As for superposition, you're right to point out that the structure of linear operators on Hilbert space is a quite specific one; but in the end, the project of deriving a theory from underlying principles is one to derive the specific from the general---for comparison, the structure of Lorentz transformations on Minkowski space is also quite specific, while following from the very general principle of relativity, together with the constancy of the speed of light.
Indeed, if one views Hilbert space as a concrete realization of an abstract propositional structure---the orthomodular lattice of its subspaces---then one can show that this essentially follows from the notion that there exists a maximum amount of information that can be extracted from any system (https://link.springer.com/article/10.1007/s10702-005-1129-0). This is both connected to undecidability (as in Chaitin's principle, you can't derive---under a suitable measure of complexity---a theorem more complex than the set of axioms), and superposition, with the failure of the distributive law in quantum logic.

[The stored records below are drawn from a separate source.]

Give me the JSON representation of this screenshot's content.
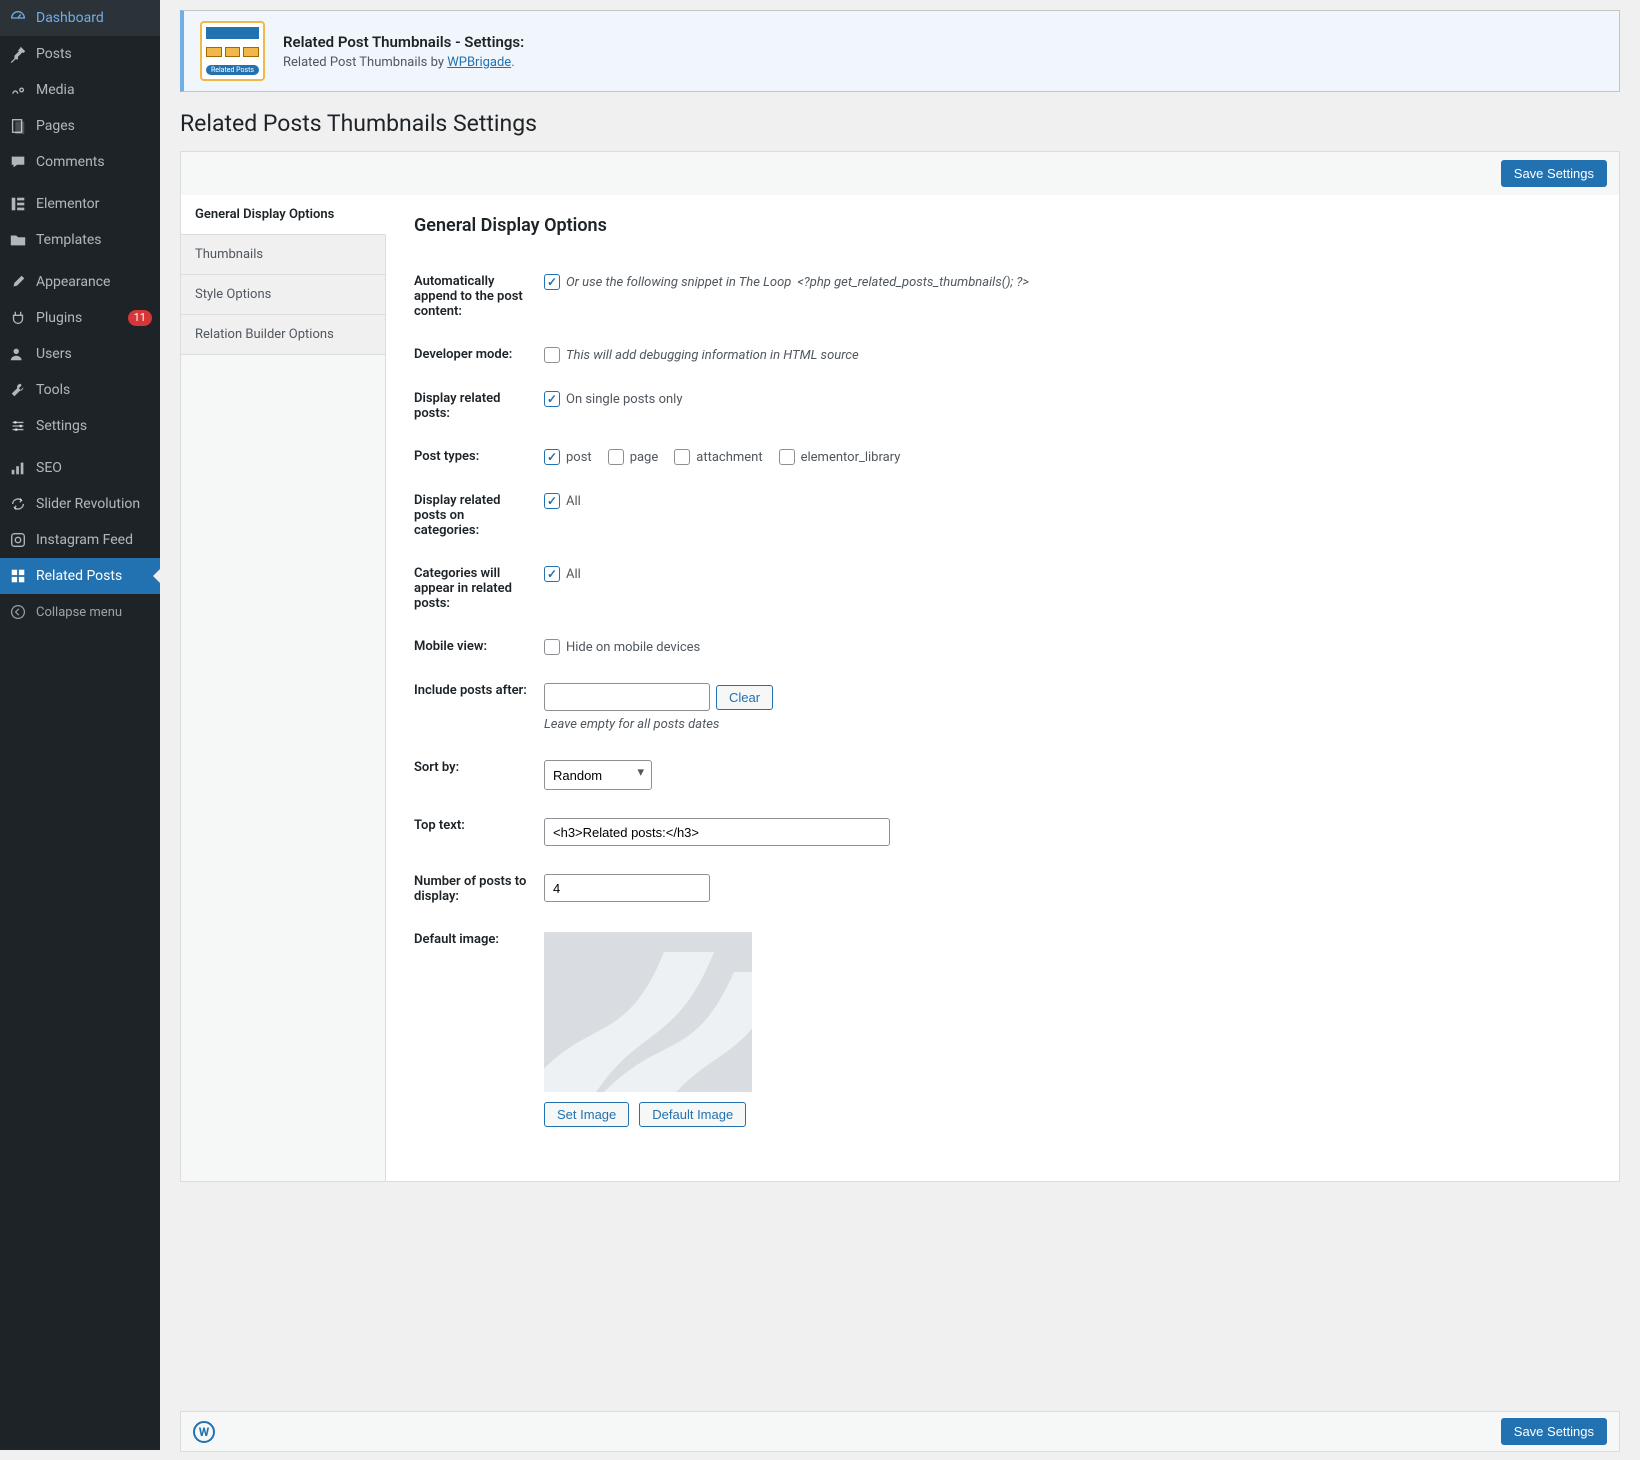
{
  "sidebar": {
    "items": [
      {
        "i": "dash",
        "label": "Dashboard"
      },
      {
        "i": "pin",
        "label": "Posts"
      },
      {
        "i": "media",
        "label": "Media"
      },
      {
        "i": "page",
        "label": "Pages"
      },
      {
        "i": "comment",
        "label": "Comments"
      },
      {
        "sep": true
      },
      {
        "i": "el",
        "label": "Elementor"
      },
      {
        "i": "folder",
        "label": "Templates"
      },
      {
        "sep": true
      },
      {
        "i": "brush",
        "label": "Appearance"
      },
      {
        "i": "plug",
        "label": "Plugins",
        "badge": "11"
      },
      {
        "i": "users",
        "label": "Users"
      },
      {
        "i": "tools",
        "label": "Tools"
      },
      {
        "i": "settings",
        "label": "Settings"
      },
      {
        "sep": true
      },
      {
        "i": "seo",
        "label": "SEO"
      },
      {
        "i": "loop",
        "label": "Slider Revolution"
      },
      {
        "i": "insta",
        "label": "Instagram Feed"
      },
      {
        "i": "grid",
        "label": "Related Posts",
        "active": true
      }
    ],
    "collapse_label": "Collapse menu"
  },
  "banner": {
    "title": "Related Post Thumbnails - Settings:",
    "subtitle_prefix": "Related Post Thumbnails by ",
    "subtitle_link": "WPBrigade",
    "subtitle_suffix": "."
  },
  "page_title": "Related Posts Thumbnails Settings",
  "save_label": "Save Settings",
  "tabs": {
    "items": [
      {
        "label": "General Display Options",
        "active": true
      },
      {
        "label": "Thumbnails"
      },
      {
        "label": "Style Options"
      },
      {
        "label": "Relation Builder Options"
      }
    ]
  },
  "panel": {
    "heading": "General Display Options",
    "rows": {
      "append": {
        "label": "Automatically append to the post content:",
        "checked": true,
        "text": "Or use the following snippet in The Loop",
        "code": "<?php get_related_posts_thumbnails(); ?>"
      },
      "dev": {
        "label": "Developer mode:",
        "checked": false,
        "text": "This will add debugging information in HTML source"
      },
      "display_rp": {
        "label": "Display related posts:",
        "checked": true,
        "text": "On single posts only"
      },
      "post_types": {
        "label": "Post types:",
        "opts": [
          {
            "v": "post",
            "checked": true
          },
          {
            "v": "page",
            "checked": false
          },
          {
            "v": "attachment",
            "checked": false
          },
          {
            "v": "elementor_library",
            "checked": false
          }
        ]
      },
      "cats": {
        "label": "Display related posts on categories:",
        "checked": true,
        "text": "All"
      },
      "cats_appear": {
        "label": "Categories will appear in related posts:",
        "checked": true,
        "text": "All"
      },
      "mobile": {
        "label": "Mobile view:",
        "checked": false,
        "text": "Hide on mobile devices"
      },
      "include_after": {
        "label": "Include posts after:",
        "value": "",
        "clear": "Clear",
        "hint": "Leave empty for all posts dates"
      },
      "sort": {
        "label": "Sort by:",
        "value": "Random"
      },
      "top_text": {
        "label": "Top text:",
        "value": "<h3>Related posts:</h3>"
      },
      "num": {
        "label": "Number of posts to display:",
        "value": "4"
      },
      "def_img": {
        "label": "Default image:",
        "set": "Set Image",
        "default": "Default Image"
      }
    }
  }
}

For simple (that is, not subject to Gödelian phenomena) axiom systems, this correspondence was demonstrated by Brukner (https://link.springer.com/article/10.1007/s11047-009-9118-z) and Paterek et al (https://iopscience.iop.org/article/10.1088/1367-2630/12/1/013019/meta), who show an explicit way to encode axioms in a quantum system and demonstrate that a given measurement will produce random outcomes whenever the corresponding proposition is not derivable from the axioms. In a sense, my work is simply an extension of this to cases where undecidability is not due to the limitations of the axiom system, but to the inherent limitations imposed by the limitative theorems of metamathematics (although in the treatment using Lawvere's theorem, one can pass over first establishing a correspondence with formal axiomatic systems).
Having said that, I of course don't claim to have a complete reconstruction of quantum theory in hand. There are still different options possible---for instance, it's not easy to see why one should use Hilbert spaces over the complex field, and not over the reals or quaternions. In that sense, perhaps one should think of the connections I point out, as of yet, as 'family resemblances', rather than strict formal equivalences. I view them as enticing prospects that seem sufficiently promising for me to carry on exploring this point of view; but I would not be the first wanderer to be deceived by tantalizing lights in the dark forest.